S&P sectors returned unanimously negative results this week, as broad market movements showed investors selling all sectors. Technology led the best performing sectors, followed by communications, returning -2.03% and -2.80% respectively. Financials and energy performed the worst, posting -9.32% and -11.07% respectively. Technology leads the pack so far YTD, returning 8.31% in 2020.
Commodities fell this week, driven by large losses in oil. Oil markets have been highly volatile, with investors focusing on output and consumption concerns. Recent economic improvements have improved demand outlook, as summer is likely to increase consumption while normal economic activities should continue recovering. Demand is still likely to recover slowly however, as economic activity is not likely to recover instantly. Oil supplies have shrunk dramatically, as operating oil rigs have shrunk by nearly 70% since last year, further helping oil prices to recover.

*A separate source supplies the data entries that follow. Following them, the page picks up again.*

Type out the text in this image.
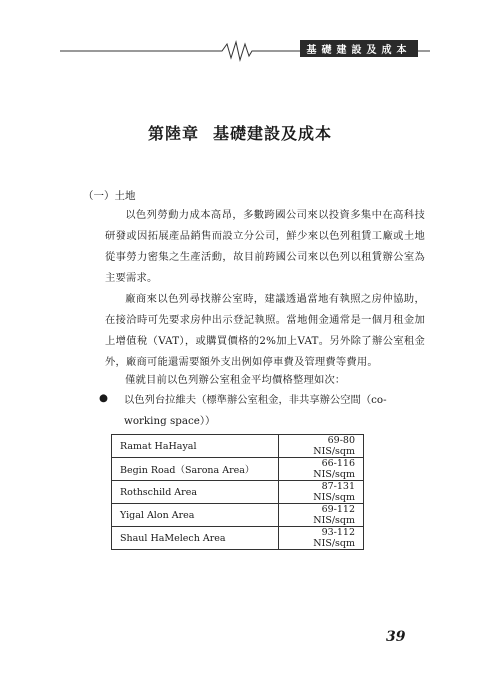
基礎建設及成本
第陸章 基礎建設及成本
（一）土地
以色列勞動力成本高昂，多數跨國公司來以投資多集中在高科技研發或因拓展產品銷售而設立分公司，鮮少來以色列租賃工廠或土地從事勞力密集之生產活動，故目前跨國公司來以色列以租賃辦公室為主要需求。
廠商來以色列尋找辦公室時，建議透過當地有執照之房仲協助，在接洽時可先要求房仲出示登記執照。當地佣金通常是一個月租金加上增值稅（VAT），或購買價格的2%加上VAT。另外除了辦公室租金外，廠商可能還需要額外支出例如停車費及管理費等費用。
僅就目前以色列辦公室租金平均價格整理如次：
● 以色列台拉維夫（標準辦公室租金，非共享辦公空間（co-working space））
Ramat HaHayal	69-80 NIS/sqm
Begin Road（Sarona Area）	66-116 NIS/sqm
Rothschild Area	87-131 NIS/sqm
Yigal Alon Area	69-112 NIS/sqm
Shaul HaMelech Area	93-112 NIS/sqm
39
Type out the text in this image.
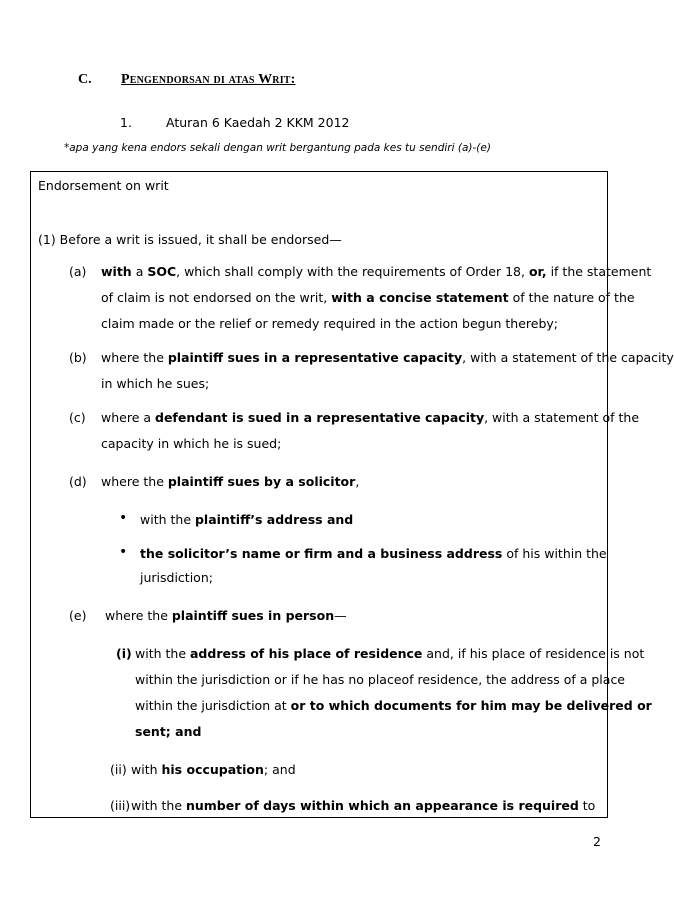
C. Pengendorsan di atas Writ:
1.	Aturan 6 Kaedah 2 KKM 2012
*apa yang kena endors sekali dengan writ bergantung pada kes tu sendiri (a)-(e)
Endorsement on writ
(1) Before a writ is issued, it shall be endorsed—
(a) with a SOC, which shall comply with the requirements of Order 18, or, if the statement
of claim is not endorsed on the writ, with a concise statement of the nature of the
claim made or the relief or remedy required in the action begun thereby;
(b) where the plaintiff sues in a representative capacity, with a statement of the capacity
in which he sues;
(c) where a defendant is sued in a representative capacity, with a statement of the
capacity in which he is sued;
(d) where the plaintiff sues by a solicitor,
• with the plaintiff’s address and
• the solicitor’s name or firm and a business address of his within the
jurisdiction;
(e) where the plaintiff sues in person—
(i) with the address of his place of residence and, if his place of residence is not
within the jurisdiction or if he has no placeof residence, the address of a place
within the jurisdiction at or to which documents for him may be delivered or
sent; and
(ii) with his occupation; and
(iii) with the number of days within which an appearance is required to
2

Gold rose this week as markets reacted to the Fed’s press conference. Gold is a common “safe haven” asset, typically rising during times of market stress. Focus for gold has shifted to global macroeconomics and recovery efforts. Weakening real currency values resulting from massive stimulus measures may further support gold prices.
Yields on 10-year Treasuries fell dramatically from 0.895% to 0.70% while traditional bond indices rose. Treasury yield movements reflect general risk outlook, indicating that investors are shedding risk after the Chair Powell’s conference. Treasury yields will continue to be a focus as analysts watch for signs of changing market conditions.
High-yield bonds fell this week, causing spreads to loosen. High-yield bonds are likely to remain volatile in the short to intermediate term as the Fed has adopted a remarkably accommodative monetary stance and investors flee economic risk factors, likely driving increased volatility.
It can be easy to become distracted from our long-term goals and chase returns when markets are volatile and uncertain. It is because of the allure of these distractions that having a plan and remaining disciplined is mission critical for long term success. Focusing on the long-run can help minimize the negative impact emotions can have on your portfolio and increase your chances for success over time.
Our investment team has two simple indicators we share that help you see how the economy is doing (we call this the Recession Probability Index, or RPI), as well as if the US Stock Market is strong (bull) or weak (bear).
In a nutshell, we want the RPI to be low on the scale of 1 to 100. For the US Equity Bull/Bear indicator, we want it to read least 66.67% bullish. When those two things occur, our research shows market performance is strongest and least volatile.
The Recession Probability Index (RPI) has a current reading of 72.72, forecasting a higher potential for an economic contraction (warning of recession risk). The Bull/Bear indicator is currently 66.67% bullish – 33.33% bearish, meaning the indicator shows there is a slightly higher than average likelihood of stock market increases in the near term (within the next 18 months).
This week sees Fed Chair Powell testify before Congress and the release of May’s retail sales numbers. Both events are likely to provide some volatility, as Congressmen tend to ask more probing economic questions and May sales numbers could provide some indication on the pace of economic recovery moving forward.